O tecto fundo de oxigénio, de ar,
Estende-se ao comprido, ao meio das trapeiras;
Vêm lágrimas de luz dos astros com olheiras,
Enleva-me a quimera azul de transmigrar.

Por baixo, que portões! Que arruamentos!
Um parafuso cai nas lajes, às escuras:
Colocam-se taipais, rangem as fechaduras,
E os olhos dum caleche espantam-me, sangrentos.

E eu sigo, como as linhas de uma pauta
A dupla correnteza augusta das fachadas;
Pois sobem, no silêncio, infaustas e trinadas,
As notas pastoris de uma longínqua flauta.

Se eu não morresse, nunca! E eternamente
Buscasse e conseguisse a perfeição das cousas!
Esqueço-me a prever castíssimas esposas,
Que aninhem em mansões de vidro transparente!

Ó nossos filhos! Que de sonhos ágeis,
Pousando, vos trarão a nitidez às vidas!
Eu quero as vossas mães e irmãs estremecidas,
Numas habitações translúcidas e frágeis.

Ah! Como a raça ruiva do porvir,
E as frotas dos avós, e os nómadas ardentes,
Nós vamos explorar todos os continentes
E pelas vastidões aquáticas seguir!

Mas se vivemos, os emparedados,
Sem árvores, no vale escuro das muralhas!...
Julgo avistar, na treva, as folhas das navalhas
E os gritos de socorro ouvir, estrangulados.

E nestes nebulosos corredores
Nauseiam-me, surgindo, os ventres das tabernas;
Na volta, com saudade, e aos bordos sobre as pernas,
Cantam, de braço dado, uns tristes bebedores.

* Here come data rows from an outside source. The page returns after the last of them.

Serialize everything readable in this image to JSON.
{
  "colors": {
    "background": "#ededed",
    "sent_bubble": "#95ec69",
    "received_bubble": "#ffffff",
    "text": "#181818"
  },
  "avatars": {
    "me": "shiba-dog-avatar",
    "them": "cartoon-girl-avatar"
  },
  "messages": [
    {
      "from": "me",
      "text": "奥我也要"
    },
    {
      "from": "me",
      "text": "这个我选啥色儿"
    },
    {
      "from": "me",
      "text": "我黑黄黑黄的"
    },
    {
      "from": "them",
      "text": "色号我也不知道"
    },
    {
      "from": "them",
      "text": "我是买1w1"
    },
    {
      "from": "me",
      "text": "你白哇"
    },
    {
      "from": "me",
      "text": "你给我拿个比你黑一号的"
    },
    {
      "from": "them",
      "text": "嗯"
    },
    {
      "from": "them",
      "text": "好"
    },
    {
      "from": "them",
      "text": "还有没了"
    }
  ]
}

Eu não receio, todavia, os roubos;
Afastam-se, a distância, os dúbios caminhantes;
E sujos, sem ladrar, ósseos, febris, errantes,
Amareladamente, os cães parecem lobos.

E os guardas que revistam as escadas,
Caminham de lanterna e servem de chaveiros;
Por cima, as imorais, nos seus roupões ligeiros,
Tossem, fumando sobre a pedra das sacadas.

E, enorme, nesta massa irregular
De prédios sepulcrais, com dimensões de montes,
A Dor humana busca os amplos horizontes,
E tem marés, de fel, como um sinistro mar!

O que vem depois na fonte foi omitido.